Winner of the Rose Metal Fourth Annual Short Short Chapbook Contest, We Know What We Are is packed full of thirteen micro-fictions. Sometimes stories, sometimes beautiful word play, this collection is a stunning amalgam of brevity and depth.

Winner of the Rose Metal Fourth Annual Short Short Chapbook Contest, We Know What We Are is packed full of thirteen micro-fictions. Sometimes stories, sometimes beautiful word play, this collection is a stunning amalgam of brevity and depth.

Language—elegant but never distancing diction—lies at the heart of each piece. Hamilton makes every sentence compelling, even when the ultimate meaning is hard to pin down: “In a past life I was a streetlight. In a past life I lost my hand in a bet. I was a long stretch of road.” These lines, like so many in this chapbook, are suggestive and intriguing; they possess, as Dinty W. Moore notes in the introduction, “a stark urgency.” Even when story was elusive, lines such as these kept me reading, sparking ideas and associations.

As I read, lines kept stopping me short, as in the piece “Hey There Stranger, Come On Over and Hold My Hand,” which is mostly a sequence of “I am” statements. Instead of becoming repetitive, each sentence opens up new possibilities: “I am the missed belt loop”; “I am your director’s chair with your name on the back.” There’s nothing tricky about this writing, yet it is stunning and fresh.
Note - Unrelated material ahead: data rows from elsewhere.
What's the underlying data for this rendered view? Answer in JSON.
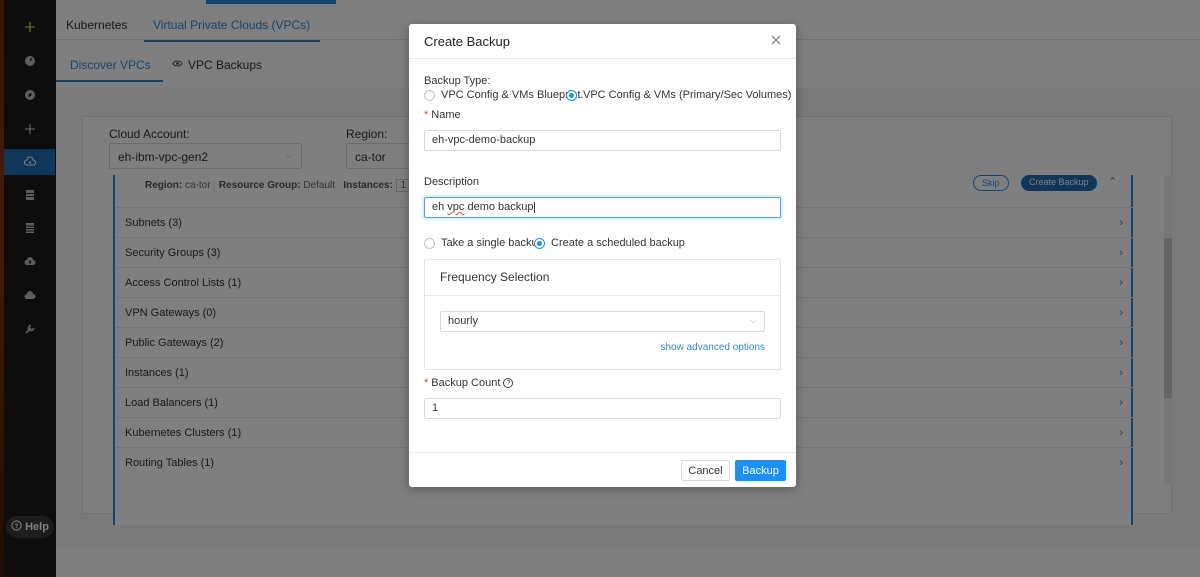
{
  "nav": {
    "help_label": "Help",
    "items": [
      {
        "icon": "plus-icon"
      },
      {
        "icon": "dashboard-icon"
      },
      {
        "icon": "compass-icon"
      },
      {
        "icon": "network-icon"
      },
      {
        "icon": "cloud-network-icon",
        "active": true
      },
      {
        "icon": "server-icon"
      },
      {
        "icon": "storage-icon"
      },
      {
        "icon": "cloud-upload-icon"
      },
      {
        "icon": "cloud-icon"
      },
      {
        "icon": "wrench-icon"
      }
    ]
  },
  "top_tabs": [
    "Kubernetes",
    "Virtual Private Clouds (VPCs)"
  ],
  "sub_tabs": [
    "Discover VPCs",
    "VPC Backups"
  ],
  "filters": {
    "cloud_account_label": "Cloud Account:",
    "cloud_account_value": "eh-ibm-vpc-gen2",
    "region_label": "Region:",
    "region_value": "ca-tor"
  },
  "vpc_meta": {
    "region_label": "Region:",
    "region_value": "ca-tor",
    "rg_label": "Resource Group:",
    "rg_value": "Default",
    "instances_label": "Instances:",
    "instances_value": "1",
    "skip_label": "Skip",
    "create_backup_label": "Create Backup"
  },
  "resources": [
    "Subnets (3)",
    "Security Groups (3)",
    "Access Control Lists (1)",
    "VPN Gateways (0)",
    "Public Gateways (2)",
    "Instances (1)",
    "Load Balancers (1)",
    "Kubernetes Clusters (1)",
    "Routing Tables (1)"
  ],
  "modal": {
    "title": "Create Backup",
    "backup_type_label": "Backup Type:",
    "backup_type_options": [
      "VPC Config & VMs Blueprint.",
      "VPC Config & VMs (Primary/Sec Volumes)"
    ],
    "backup_type_selected": 1,
    "name_label": "Name",
    "name_value": "eh-vpc-demo-backup",
    "description_label": "Description",
    "description_value_1": "eh ",
    "description_value_2": "vpc",
    "description_value_3": " demo backup",
    "mode_options": [
      "Take a single backup",
      "Create a scheduled backup"
    ],
    "mode_selected": 1,
    "frequency_title": "Frequency Selection",
    "frequency_value": "hourly",
    "advanced_link": "show advanced options",
    "backup_count_label": "Backup Count",
    "backup_count_value": "1",
    "cancel_label": "Cancel",
    "submit_label": "Backup"
  }
}
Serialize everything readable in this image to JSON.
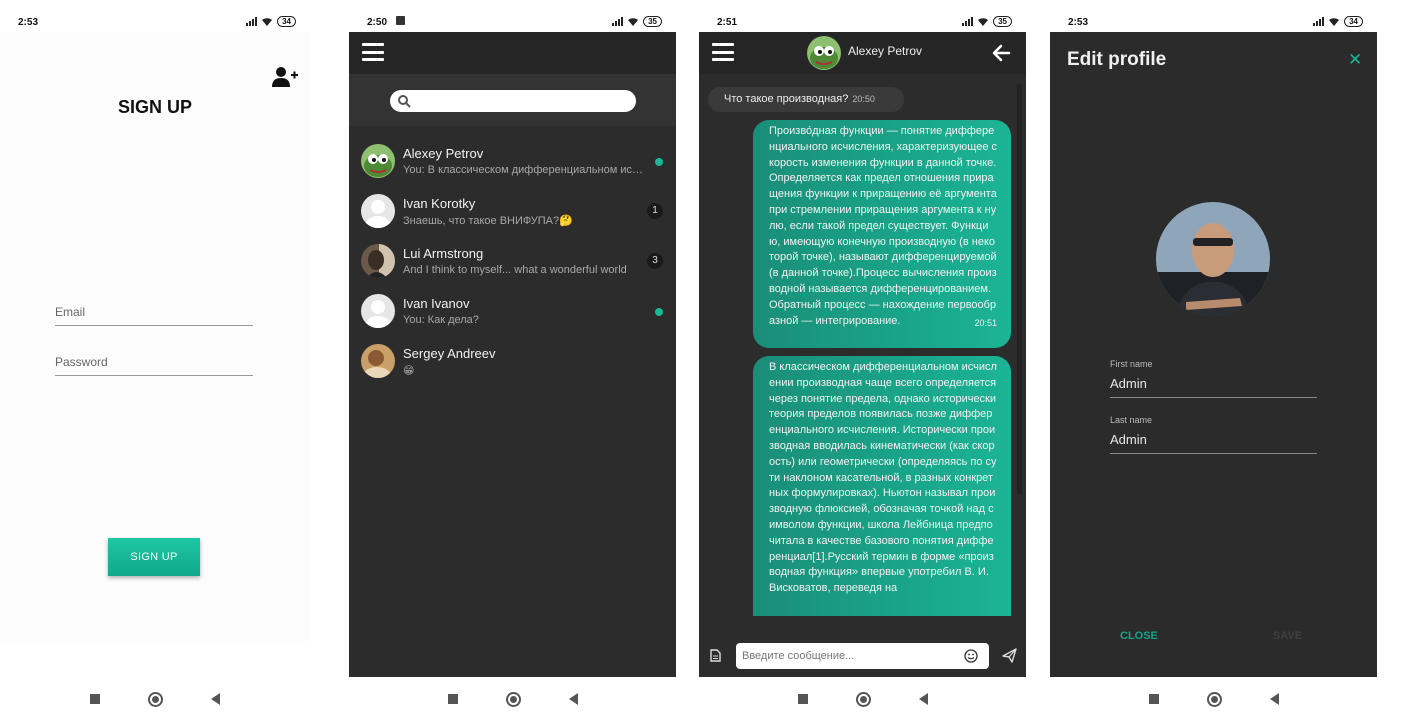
{
  "screen1": {
    "status": {
      "time": "2:53",
      "battery": "34"
    },
    "title": "SIGN UP",
    "email_placeholder": "Email",
    "password_placeholder": "Password",
    "button": "SIGN UP",
    "icons": [
      "add-user-icon"
    ]
  },
  "screen2": {
    "status": {
      "time": "2:50",
      "battery": "35"
    },
    "icons": [
      "menu-icon",
      "search-icon"
    ],
    "chats": [
      {
        "name": "Alexey Petrov",
        "preview": "You: В классическом дифференциальном исчислении",
        "online": true,
        "unread": ""
      },
      {
        "name": "Ivan Korotky",
        "preview": "Знаешь, что такое ВНИФУПА?🤔",
        "online": false,
        "unread": "1"
      },
      {
        "name": "Lui Armstrong",
        "preview": "And I think to myself... what a wonderful world",
        "online": false,
        "unread": "3"
      },
      {
        "name": "Ivan Ivanov",
        "preview": "You: Как дела?",
        "online": true,
        "unread": ""
      },
      {
        "name": "Sergey Andreev",
        "preview": "😁",
        "online": false,
        "unread": ""
      }
    ]
  },
  "screen3": {
    "status": {
      "time": "2:51",
      "battery": "35"
    },
    "contact": "Alexey Petrov",
    "incoming": {
      "text": "Что такое производная?",
      "time": "20:50"
    },
    "outgoing": [
      {
        "text": "Произво́дная функции — понятие дифференциального исчисления, характеризующее скорость изменения функции в данной точке. Определяется как предел отношения приращения функции к приращению её аргумента при стремлении приращения аргумента к нулю, если такой предел существует. Функцию, имеющую конечную производную (в некоторой точке), называют дифференцируемой (в данной точке).Процесс вычисления производной называется дифференцированием. Обратный процесс — нахождение первообразной — интегрирование.",
        "time": "20:51"
      },
      {
        "text": "В классическом дифференциальном исчислении производная чаще всего определяется через понятие предела, однако исторически теория пределов появилась позже дифференциального исчисления. Исторически производная вводилась кинематически (как скорость) или геометрически (определяясь по сути наклоном касательной, в разных конкретных формулировках). Ньютон называл производную флюксией, обозначая точкой над символом функции, школа Лейбница предпочитала в качестве базового понятия дифференциал[1].Русский термин в форме «производная функция» впервые употребил В. И. Висковатов, переведя на",
        "time": ""
      }
    ],
    "input_placeholder": "Введите сообщение...",
    "icons": [
      "menu-icon",
      "back-arrow-icon",
      "attach-file-icon",
      "emoji-icon",
      "send-icon"
    ]
  },
  "screen4": {
    "status": {
      "time": "2:53",
      "battery": "34"
    },
    "title": "Edit profile",
    "close_symbol": "✕",
    "first_name_label": "First name",
    "first_name_value": "Admin",
    "last_name_label": "Last name",
    "last_name_value": "Admin",
    "close_button": "CLOSE",
    "save_button": "SAVE"
  },
  "colors": {
    "accent": "#16b596",
    "dark_bg": "#2c2c2c",
    "topbar": "#262626"
  }
}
Perhaps I am biased towards an old-fashioned narrative line, but my favorite piece in this chapbook is “We Know What We Are.” This story traces out the life of conjoined twins, Janna and the first person narrator, who experience Halloween as the one day when they aren’t treated as freaks, when, as one twin says, there is “no one punching me in the face to see if Janna could feel it.” My second favorite was the other (mostly) traditional narrative: “Me and Theodore Dress Up Like Eskimos While We Roast Chestnuts on a Hotplate.” But even in these pieces with plot, the quirkiness rules: the main character in this story is defined by “his ability to unlace and remove his right shoe using the big toe of his left foot.”

Several themes recur in this collection. One is that four of the thirteen selections are odes to Bull Shannon, the character from the TV series Night Court. As bizarre as this may seem, it works, allowing Hamilton to explore another aspect of body—body as object, body as self, body as other—which is certainly one of the central themes of the chapbook. Many of the pieces deal, somewhat disturbingly, with self-mutilation, though even here, beauty of a sort is found, as in the story “She has an ache.” As the main character works through intense pain, she eventually decides that “If she could, she would cut her body open…and she would crawl inside and make of herself a tent. A fleshy igloo.” Any author who can use language so beautifully as to make the disgusting lyrical is a master. (I admit, I am a squeamish reader, so others may not find the text as gory as I did.)

Weighing in at just 36 pages, We Know What We Are won’t take very long to read, but the images and ideas will linger for quite a while. This is prose that lurks and nudges, that haunts the reader in the most pleasant way.